Hi John,
You don't need support, you're doing great, don't let this one drag you down - there is plenty of proof on this forum of the great cheeses you're making!
Here are just a couple of thoughts on your responses:
Moisture ContentI agree, most recipes I saw call for uncut (especially un-stirred) curds, but after my early batch when I came across
http://www.dairyfoodsconsulting.com/recipes_camembert.shtml I simply gave it a try (he only cuts, I added the stirring. On my first batches I always had trouble flipping has they were very moist and fragile, additionally, they would stick to the mattes - I no longer have this problem. As for leaving them out after salting, the recipe at the above link also calls for keeping them in a salting room at higher temperature and lower RH before moving them to their aging cave. My thought would be that a) the salt is absorbed easer at higher temperature, drainage is better at higher temperature and lower humidity obviously causes loss of moisture.
pH MeterI use this one
http://www.hannainst.com/usa/prods2.cfm?id=024001&ProdCode=HI%2098103 It was cheap and has been serving me well. I use buffer solution to check its accuracy before each batch of cheese I make (if I make sure to keep the probe moist I don't really need to recalibrate, but I just want to know it is correct when I start, especially with the raw milk I use which can start out with vastly different initial values). It is obviously also made for liquids and hence I cannot use it on hard cheeses once they are pressed. However, it does work on soft cheeses as the are so9ft enough to mush the cheese in and around the probe - even works on the rind of Camembert (it is somewhat time consuming to clean it afterward, but it is possible. BTW, my pH progression I also try to base on the recipe above, but my cheeses are always a bit faster - I usually end up at 5.05 by the time I flip for the 4-5th time. My final PH always drops to between 4.55 and 4.65
Mold GrowthI have been reading the threads on recommended low temperatures (and I am currently trying Wateetons technique of aging in a household fridge - I only mentioned the temp, because I guess at lower temperatures the growth will be quite a bit slower and I just didn't think that 8 days was too long a wait to develop mold. Again, the recipe above expects to package day 7-10 (that seems to show that even in commercial production there is a 30% variable on the readiness of cheeses - I mean a range from 7-10 is rather large, its not like he said 8-9 days). In addition, their temperature is at 52-54F.

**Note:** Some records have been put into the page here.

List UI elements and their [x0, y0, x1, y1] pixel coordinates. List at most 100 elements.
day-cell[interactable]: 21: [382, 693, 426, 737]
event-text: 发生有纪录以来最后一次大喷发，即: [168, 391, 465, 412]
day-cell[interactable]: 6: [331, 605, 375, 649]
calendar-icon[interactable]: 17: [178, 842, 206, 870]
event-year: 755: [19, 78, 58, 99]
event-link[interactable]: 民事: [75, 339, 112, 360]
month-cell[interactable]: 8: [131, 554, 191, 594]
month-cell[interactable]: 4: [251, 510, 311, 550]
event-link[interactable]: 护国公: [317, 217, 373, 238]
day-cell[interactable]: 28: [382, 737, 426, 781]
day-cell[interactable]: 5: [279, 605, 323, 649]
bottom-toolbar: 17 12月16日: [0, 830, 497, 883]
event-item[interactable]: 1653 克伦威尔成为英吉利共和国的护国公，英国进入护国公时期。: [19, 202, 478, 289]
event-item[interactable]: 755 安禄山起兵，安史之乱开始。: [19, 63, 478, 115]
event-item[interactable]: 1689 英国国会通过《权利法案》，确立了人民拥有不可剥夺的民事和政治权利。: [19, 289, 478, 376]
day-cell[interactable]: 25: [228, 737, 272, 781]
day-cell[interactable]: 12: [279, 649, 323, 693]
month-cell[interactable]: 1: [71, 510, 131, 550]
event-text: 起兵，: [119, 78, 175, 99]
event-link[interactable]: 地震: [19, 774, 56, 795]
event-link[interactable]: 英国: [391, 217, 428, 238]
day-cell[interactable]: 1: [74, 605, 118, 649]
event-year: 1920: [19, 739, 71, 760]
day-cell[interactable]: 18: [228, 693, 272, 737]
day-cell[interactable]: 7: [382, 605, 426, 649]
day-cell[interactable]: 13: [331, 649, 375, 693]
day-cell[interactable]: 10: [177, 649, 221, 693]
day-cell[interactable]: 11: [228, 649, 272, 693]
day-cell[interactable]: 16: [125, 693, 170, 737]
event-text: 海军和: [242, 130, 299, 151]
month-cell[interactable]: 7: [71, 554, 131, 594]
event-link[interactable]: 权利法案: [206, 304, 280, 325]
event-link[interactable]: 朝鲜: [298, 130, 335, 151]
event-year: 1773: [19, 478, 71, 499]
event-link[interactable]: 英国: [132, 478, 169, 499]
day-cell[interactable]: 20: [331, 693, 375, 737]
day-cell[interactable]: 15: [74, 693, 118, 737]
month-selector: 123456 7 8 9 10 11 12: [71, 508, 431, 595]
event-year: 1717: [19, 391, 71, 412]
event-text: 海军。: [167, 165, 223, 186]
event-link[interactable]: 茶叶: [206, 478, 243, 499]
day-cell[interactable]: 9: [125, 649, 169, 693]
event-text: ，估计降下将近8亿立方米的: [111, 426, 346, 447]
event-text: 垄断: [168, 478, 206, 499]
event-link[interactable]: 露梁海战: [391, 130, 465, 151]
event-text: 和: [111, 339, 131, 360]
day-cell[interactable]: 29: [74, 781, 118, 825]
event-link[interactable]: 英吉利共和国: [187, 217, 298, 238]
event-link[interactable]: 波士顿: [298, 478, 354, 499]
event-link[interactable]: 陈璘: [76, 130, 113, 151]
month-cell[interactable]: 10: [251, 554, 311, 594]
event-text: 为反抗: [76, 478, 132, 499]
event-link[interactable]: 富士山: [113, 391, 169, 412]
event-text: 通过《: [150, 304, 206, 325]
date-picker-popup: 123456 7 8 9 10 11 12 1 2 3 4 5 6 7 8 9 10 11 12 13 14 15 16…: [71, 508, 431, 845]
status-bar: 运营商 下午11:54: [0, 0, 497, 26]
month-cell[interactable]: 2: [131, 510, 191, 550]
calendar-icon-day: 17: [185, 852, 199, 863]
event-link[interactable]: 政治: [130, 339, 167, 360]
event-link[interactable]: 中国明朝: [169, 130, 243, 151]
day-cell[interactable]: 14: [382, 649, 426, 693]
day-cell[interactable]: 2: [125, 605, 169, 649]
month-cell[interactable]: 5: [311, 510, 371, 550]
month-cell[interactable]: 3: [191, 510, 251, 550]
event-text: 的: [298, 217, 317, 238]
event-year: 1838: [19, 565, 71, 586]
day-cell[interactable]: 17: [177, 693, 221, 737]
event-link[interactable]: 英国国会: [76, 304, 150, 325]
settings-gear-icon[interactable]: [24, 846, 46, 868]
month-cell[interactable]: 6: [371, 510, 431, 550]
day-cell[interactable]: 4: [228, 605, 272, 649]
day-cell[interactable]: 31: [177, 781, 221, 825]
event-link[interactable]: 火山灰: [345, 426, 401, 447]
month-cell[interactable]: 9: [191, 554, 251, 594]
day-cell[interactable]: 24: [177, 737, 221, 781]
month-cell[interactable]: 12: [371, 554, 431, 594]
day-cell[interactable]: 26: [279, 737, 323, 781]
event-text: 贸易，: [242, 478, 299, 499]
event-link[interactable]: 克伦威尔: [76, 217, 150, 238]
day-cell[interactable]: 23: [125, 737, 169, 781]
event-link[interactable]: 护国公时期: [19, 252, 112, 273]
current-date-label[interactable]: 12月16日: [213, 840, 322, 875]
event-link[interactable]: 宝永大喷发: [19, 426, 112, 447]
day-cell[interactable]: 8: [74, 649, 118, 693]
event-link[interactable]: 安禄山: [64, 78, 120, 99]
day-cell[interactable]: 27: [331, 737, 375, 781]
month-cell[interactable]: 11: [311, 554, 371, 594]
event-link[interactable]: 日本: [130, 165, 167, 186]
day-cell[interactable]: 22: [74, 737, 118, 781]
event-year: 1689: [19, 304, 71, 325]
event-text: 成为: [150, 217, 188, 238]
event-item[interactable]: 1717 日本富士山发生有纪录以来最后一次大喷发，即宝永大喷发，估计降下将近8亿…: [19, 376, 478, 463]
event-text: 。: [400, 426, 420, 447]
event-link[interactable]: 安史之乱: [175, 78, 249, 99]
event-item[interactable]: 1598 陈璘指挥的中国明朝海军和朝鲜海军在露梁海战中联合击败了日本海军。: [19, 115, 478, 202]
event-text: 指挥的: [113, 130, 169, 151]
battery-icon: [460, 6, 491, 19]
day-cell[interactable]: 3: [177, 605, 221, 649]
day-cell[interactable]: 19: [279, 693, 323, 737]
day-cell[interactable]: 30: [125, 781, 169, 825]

P candidum SourceI have no doubt that your source is good, its just a fear I have ... that my molds will stop working on me - maybe because the spores I currently use are from summer 2007 and according to their date, expired a year ago ... As far as quantity is concerned, I guess a few spores are enough, but how does one judge a few spores and possibly 2 out of the 3 spores I add end up in the whey? Those packages are usually 1or 2U meaning they are supposed to be added to a much larger batch, that's why I have opted to re-hydrate a sizable amount in water, keep it in an atomizer and spray twice cover the course of the first two days. That way I know I get some spores grabbing hold.
I certainly wish you the best of luck with your next batch!